Comme cet internaute, chrisAPteam, qui s'insurge dans ce tweet : "L'auteur est recherché, la police ne connaît pas le mobile et sur le #JesuisLaura, vous avez décidé que c'était un musulman. C'est faire un amalgame [...] Insulter une religion est permis, préjuger de la religion de l'auteur est d'une bêtise crasse."
 

4. A qui ça sert ? 

 
"Je découvre que ceux qui ont mis ce drame en tendance twitter sont les membres de la fachosphère qui évoquent déjà les origines du tueur alors que l'enquête n'a encore rien déterminé.", dénonce cet utilisateur de Twitter. La fachosphère est un néologisme qui désigne les sites internet, les blogs et les activistes des réseaux sociaux liés à l'extrême-droite ou défendant leurs idées. 

"Ce genre de propagande en ligne profite évidemment aux discours complotistes, anti-médias, à ceux qui dénoncent une bien-pensance gauchiste", juge Tristan Mendès France. "C'est pour cela qu'il y en a un paquet sur les réseaux sociaux. Napoléon, par exemple, est utilisateur de Twitter et membre de la fachosphère. Il relaie beaucoup ce type de faits divers". Actuellement, il compte 25 700 abonnés dont Marine Le Pen, présidente du Rassemblement national. 
 

Marine Le Pen a d'ailleurs tweeté à propos de ce fait divers : "C’est devenu cela la France de 2020, un pays où des jeunes filles de 17 ans se font égorger dans l’indifférence générale des médias et des dirigeants...?", reprenant l'argument complotiste de médias et d'hommes politiques qui chercheraient à taire cet événement. 
 
Parmi les tweets relayant #JesuisLaura, on trouve des propos ouvertement islamophobes ou xénophobes quand bien même ni le mobile, ni le ou les responsables du crime ne sont connus des services de police. 
   
"Il y a une instrumentalisation évidente dans ce genre de faits", explique Tristan Mendès France. "Ces membres de la fachosphère s'encombrent peu de la réalité des faits. Ils plient plutôt les faits à leur agenda idéologique. Leur ressenti passe avant ce qui est établi. Dès qu'il y a un fait divers, s'il y a même un seul élément qui pourrait correspondre de près ou de loin à leur agenda idéologique, ils vont le partager. Dans cet univers, la présomption d'innocence et l'établissement des faits importent peu", conclut-il. 
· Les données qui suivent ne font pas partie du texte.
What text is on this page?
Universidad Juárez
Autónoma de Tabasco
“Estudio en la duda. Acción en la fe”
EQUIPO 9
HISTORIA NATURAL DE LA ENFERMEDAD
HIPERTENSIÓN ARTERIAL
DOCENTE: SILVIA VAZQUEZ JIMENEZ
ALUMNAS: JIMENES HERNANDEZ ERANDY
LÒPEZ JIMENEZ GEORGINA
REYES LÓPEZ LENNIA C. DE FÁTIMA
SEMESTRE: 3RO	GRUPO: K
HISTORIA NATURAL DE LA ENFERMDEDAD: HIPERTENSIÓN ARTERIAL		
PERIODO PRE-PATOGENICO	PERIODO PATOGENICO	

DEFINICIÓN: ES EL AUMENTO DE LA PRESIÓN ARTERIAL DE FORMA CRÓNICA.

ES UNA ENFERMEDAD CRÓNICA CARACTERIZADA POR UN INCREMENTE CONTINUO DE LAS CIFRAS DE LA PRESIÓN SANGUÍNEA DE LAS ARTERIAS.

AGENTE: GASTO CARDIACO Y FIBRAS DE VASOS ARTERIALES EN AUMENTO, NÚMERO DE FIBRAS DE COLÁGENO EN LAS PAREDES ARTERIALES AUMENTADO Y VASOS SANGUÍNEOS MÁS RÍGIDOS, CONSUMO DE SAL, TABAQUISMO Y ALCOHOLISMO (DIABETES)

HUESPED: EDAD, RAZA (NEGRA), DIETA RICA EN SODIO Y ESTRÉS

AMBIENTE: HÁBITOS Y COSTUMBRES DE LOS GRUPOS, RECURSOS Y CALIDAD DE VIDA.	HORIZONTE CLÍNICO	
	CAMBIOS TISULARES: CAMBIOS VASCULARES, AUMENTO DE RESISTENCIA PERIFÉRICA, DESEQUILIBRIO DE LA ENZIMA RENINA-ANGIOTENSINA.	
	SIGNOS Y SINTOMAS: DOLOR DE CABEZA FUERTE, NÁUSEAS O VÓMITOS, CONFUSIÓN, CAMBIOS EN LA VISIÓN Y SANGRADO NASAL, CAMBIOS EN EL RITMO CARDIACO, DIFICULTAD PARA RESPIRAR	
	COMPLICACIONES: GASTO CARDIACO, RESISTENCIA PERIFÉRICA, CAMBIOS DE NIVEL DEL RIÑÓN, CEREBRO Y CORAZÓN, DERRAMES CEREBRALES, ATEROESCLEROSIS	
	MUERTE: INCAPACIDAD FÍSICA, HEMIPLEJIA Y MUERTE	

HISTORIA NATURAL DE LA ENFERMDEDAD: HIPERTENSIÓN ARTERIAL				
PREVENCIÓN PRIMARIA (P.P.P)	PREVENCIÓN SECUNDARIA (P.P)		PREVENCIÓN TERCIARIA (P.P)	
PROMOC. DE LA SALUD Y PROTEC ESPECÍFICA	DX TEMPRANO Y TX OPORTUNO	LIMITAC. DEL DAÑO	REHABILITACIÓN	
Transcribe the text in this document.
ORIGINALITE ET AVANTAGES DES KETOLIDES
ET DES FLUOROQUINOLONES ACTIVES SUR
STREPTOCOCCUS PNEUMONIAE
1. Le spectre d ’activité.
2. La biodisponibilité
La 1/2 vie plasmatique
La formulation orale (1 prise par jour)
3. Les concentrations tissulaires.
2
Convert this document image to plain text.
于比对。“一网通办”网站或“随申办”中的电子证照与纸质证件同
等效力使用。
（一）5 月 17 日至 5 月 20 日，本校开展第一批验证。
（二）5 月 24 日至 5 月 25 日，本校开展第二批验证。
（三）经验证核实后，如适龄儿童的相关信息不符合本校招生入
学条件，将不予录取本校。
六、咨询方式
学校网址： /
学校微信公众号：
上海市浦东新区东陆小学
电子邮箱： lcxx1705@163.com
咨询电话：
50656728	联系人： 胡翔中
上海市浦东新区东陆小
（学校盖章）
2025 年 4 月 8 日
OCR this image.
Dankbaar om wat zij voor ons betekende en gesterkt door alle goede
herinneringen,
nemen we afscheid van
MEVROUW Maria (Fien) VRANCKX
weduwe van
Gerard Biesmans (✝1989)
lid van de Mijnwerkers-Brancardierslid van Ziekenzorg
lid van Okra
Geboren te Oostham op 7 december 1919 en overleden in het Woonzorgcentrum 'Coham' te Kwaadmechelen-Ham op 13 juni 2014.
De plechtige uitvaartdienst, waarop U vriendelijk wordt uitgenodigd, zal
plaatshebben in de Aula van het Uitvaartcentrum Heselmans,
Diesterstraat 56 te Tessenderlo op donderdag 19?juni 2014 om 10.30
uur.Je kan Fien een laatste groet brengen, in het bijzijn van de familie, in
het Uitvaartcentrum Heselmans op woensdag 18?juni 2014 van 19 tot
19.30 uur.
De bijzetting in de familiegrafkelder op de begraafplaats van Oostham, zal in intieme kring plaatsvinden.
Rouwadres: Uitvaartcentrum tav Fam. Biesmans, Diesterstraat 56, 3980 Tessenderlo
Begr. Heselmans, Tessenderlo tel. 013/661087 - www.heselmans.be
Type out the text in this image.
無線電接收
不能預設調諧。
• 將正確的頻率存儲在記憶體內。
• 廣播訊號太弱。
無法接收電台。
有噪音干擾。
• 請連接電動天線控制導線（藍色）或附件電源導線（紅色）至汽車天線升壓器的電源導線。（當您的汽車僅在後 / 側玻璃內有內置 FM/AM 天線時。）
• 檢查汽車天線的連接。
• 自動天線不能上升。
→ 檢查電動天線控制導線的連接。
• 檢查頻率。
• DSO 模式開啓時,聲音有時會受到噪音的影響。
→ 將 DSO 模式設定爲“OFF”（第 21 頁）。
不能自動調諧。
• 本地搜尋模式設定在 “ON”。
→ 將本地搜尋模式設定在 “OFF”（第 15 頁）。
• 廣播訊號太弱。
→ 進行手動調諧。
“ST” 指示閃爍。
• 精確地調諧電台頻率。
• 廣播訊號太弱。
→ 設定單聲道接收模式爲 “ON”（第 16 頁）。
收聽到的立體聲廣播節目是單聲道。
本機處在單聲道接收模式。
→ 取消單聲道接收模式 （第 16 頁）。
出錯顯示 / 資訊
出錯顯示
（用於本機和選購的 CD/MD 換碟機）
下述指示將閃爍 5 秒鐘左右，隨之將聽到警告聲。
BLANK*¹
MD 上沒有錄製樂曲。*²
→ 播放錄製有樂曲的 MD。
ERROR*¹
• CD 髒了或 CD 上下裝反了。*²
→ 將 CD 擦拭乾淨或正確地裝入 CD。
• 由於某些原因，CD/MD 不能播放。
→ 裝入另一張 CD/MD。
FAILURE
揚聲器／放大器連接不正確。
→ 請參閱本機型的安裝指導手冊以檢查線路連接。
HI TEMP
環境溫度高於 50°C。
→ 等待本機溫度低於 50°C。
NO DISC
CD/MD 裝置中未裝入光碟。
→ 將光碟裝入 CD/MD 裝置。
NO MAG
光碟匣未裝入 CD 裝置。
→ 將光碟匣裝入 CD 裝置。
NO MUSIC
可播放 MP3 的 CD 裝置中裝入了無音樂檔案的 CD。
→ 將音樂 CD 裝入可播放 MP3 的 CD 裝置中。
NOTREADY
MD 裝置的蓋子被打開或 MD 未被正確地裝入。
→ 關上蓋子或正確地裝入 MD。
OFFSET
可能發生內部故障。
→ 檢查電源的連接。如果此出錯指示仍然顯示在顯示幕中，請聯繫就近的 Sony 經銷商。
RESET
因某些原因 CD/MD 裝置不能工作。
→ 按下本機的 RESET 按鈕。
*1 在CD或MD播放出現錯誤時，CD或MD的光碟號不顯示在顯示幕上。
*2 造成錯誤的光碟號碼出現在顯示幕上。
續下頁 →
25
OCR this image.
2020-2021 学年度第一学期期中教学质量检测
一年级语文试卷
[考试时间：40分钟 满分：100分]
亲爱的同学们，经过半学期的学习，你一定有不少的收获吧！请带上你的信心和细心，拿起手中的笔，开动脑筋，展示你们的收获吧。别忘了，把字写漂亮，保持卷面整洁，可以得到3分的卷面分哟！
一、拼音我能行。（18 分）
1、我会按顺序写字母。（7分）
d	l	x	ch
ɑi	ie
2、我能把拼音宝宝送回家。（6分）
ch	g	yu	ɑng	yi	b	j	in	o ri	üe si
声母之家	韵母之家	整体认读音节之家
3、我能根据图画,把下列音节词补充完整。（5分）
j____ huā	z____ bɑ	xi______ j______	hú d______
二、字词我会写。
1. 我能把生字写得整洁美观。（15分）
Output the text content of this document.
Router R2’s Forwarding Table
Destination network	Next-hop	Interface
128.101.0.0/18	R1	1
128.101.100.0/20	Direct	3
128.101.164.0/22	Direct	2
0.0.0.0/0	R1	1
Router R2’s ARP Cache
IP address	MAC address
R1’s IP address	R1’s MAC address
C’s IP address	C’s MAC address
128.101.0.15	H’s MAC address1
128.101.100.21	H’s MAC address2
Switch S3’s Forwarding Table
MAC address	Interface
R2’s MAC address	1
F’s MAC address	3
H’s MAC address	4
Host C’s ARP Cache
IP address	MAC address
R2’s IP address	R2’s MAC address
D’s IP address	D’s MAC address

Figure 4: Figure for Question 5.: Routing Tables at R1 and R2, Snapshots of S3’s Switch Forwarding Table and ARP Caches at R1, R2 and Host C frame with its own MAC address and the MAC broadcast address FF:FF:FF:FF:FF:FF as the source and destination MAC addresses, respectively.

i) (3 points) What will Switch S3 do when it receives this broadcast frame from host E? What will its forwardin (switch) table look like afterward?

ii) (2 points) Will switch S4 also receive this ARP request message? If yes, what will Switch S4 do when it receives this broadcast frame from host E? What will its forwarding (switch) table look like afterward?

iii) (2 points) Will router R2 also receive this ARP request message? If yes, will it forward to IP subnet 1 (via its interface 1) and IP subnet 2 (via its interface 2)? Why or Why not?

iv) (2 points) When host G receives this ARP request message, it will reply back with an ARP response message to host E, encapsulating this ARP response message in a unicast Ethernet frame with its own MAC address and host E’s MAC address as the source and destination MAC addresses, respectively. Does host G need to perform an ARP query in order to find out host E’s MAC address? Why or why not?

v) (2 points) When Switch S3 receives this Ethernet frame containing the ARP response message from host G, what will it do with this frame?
Laura Bernard, 17 ans, a été tuée de quatre coups de couteau jeudi dernier dans un parc au fond d'une impasse à Sallaumines (près de Lens dans le Pas-de-Calais). La Police judiciaire de Lille est en charge de l'enquête. Depuis jeudi, de nombreuses personnes ont été auditionnées. On ne connait toujours pas à ce jour le mobile du meurtre. Personne n'a été interpellé pour l'instant.